Niemand kennt sie. Die Pressekonferenz wird die Journaille nicht lange zurückhalten. Die werden uns die Bude einrennen, wenn wir nicht bald erste Erfolge vorweisen können.«
»Ich verwette meinen Hintern darauf, dass der Jaguar in irgendeiner Scheune versteckt wird. Die werden nicht so blöd sein und mit der Karre spazieren fahren. Die Karre ist mehr als auffällig, zumal die Fahndung läuft«, erwiderte Heinrichs gelangweilt und wippte mit dem Stuhl.
»So schlau bin ich auch.« Ulbricht sprang von seinem Sessel auf und taperte durch das Büro. »Was hat die Halteranfrage ergeben?«
»Halteranfrage ist gut«, grinste Heinrichs. »Die Täter kamen in beiden Fällen ohne Nummernschilder am Fahrzeug. Offensichtlich wussten sie, dass der Parkplatz am Johannisberg videoüberwacht ist. Aber ein Geschäftsmann aus Düsseldorf hat einen baugleichen Jaguar vor drei Monaten als gestohlen gemeldet. Wir haben ihm Fotos aus der Videoüberwachung gezeigt, und er hat den Wagen eindeutig als seinen identifiziert.«
»Ist seine Aussage glaubhaft?«
»Er ist sauber. Und den Wagen hat er an den markanten Alufelgen erkannt. Die Dinger hat er sich aus Großbritannien einfliegen lassen. Bei dem Eigentümer des Jaguars handelt es sich um einen Fabrikanten, der mit Textilmaschinen handelt.«
»Schön«, resignierte Ulbricht. Die Hoffnung auf einen rettenden Strohhalm, vielleicht sogar auf ein entscheidendes Teil des Puzzles, schmolz dahin wie Butter in der Sonne. Enttäuscht winkte er ab. Assistenten nervten ihn nur. Sie standen am Tatort immer im Weg herum, hatten keine Ahnung vom wirklichen Leben und wussten doch immer alles besser. Schließlich hatten sie die Polizeischule eben erst verlassen. Heinrichs nervte ihn mit seiner arroganten und selbstverliebten Art ganz besonders. Der Typ war überheblich und besserwisserisch. So was nannte sich Kommissar-Anwärter!

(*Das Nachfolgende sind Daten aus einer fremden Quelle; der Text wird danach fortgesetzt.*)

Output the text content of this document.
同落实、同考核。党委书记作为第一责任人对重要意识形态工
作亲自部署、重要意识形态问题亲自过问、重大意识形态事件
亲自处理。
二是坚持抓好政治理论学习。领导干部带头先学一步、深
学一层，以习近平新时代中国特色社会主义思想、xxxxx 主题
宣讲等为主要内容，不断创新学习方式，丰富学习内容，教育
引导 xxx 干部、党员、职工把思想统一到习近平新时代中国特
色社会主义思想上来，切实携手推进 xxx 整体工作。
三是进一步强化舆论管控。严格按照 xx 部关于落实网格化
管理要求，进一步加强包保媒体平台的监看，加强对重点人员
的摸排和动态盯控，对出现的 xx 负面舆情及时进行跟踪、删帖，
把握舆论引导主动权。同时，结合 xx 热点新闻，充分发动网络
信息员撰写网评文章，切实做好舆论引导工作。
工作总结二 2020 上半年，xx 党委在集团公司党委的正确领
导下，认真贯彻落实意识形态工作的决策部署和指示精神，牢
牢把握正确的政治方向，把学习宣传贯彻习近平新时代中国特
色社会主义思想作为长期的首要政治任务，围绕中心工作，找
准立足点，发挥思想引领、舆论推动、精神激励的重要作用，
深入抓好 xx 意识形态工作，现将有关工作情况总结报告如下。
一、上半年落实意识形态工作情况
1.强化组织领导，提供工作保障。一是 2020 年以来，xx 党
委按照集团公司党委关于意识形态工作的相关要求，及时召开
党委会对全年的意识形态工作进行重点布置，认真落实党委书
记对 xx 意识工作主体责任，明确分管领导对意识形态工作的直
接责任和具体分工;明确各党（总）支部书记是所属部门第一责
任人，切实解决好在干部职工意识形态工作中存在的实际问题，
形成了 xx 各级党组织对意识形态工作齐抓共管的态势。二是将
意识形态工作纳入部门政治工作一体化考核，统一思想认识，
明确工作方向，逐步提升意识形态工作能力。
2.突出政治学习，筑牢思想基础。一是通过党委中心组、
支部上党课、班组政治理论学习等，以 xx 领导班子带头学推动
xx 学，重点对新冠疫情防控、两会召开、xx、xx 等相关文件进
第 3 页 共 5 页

»Was ist mit diesem Radioreporter, diesem…«, versuchte Heinrichs einen neuen Anlauf.
»Seiler?« Ulbricht schüttelte den Kopf. »Der hat eine weiße Weste. Abgesehen davon … nein, vergessen Sie’s.«
»Aber Sie mögen doch keine Reporter?«
»Deshalb sind sie noch lange keine Mörder.«
»Es gibt keine Zeugen, außer Seiler.« Heinrichs grinste blöde. »Er ist der Hebel, an dem wir ansetzen können.«
»Soll ich ihn festnehmen lassen?« Ulbricht schnaubte. »So ein Schwachsinn.«
»Dann sollten wir ihn uns zunutze machen.«
Hinter Ulbrichts hoher Stirn begann es zu arbeiten. Manchmal war Heinrichs gar nicht so blöd, wie er aussah …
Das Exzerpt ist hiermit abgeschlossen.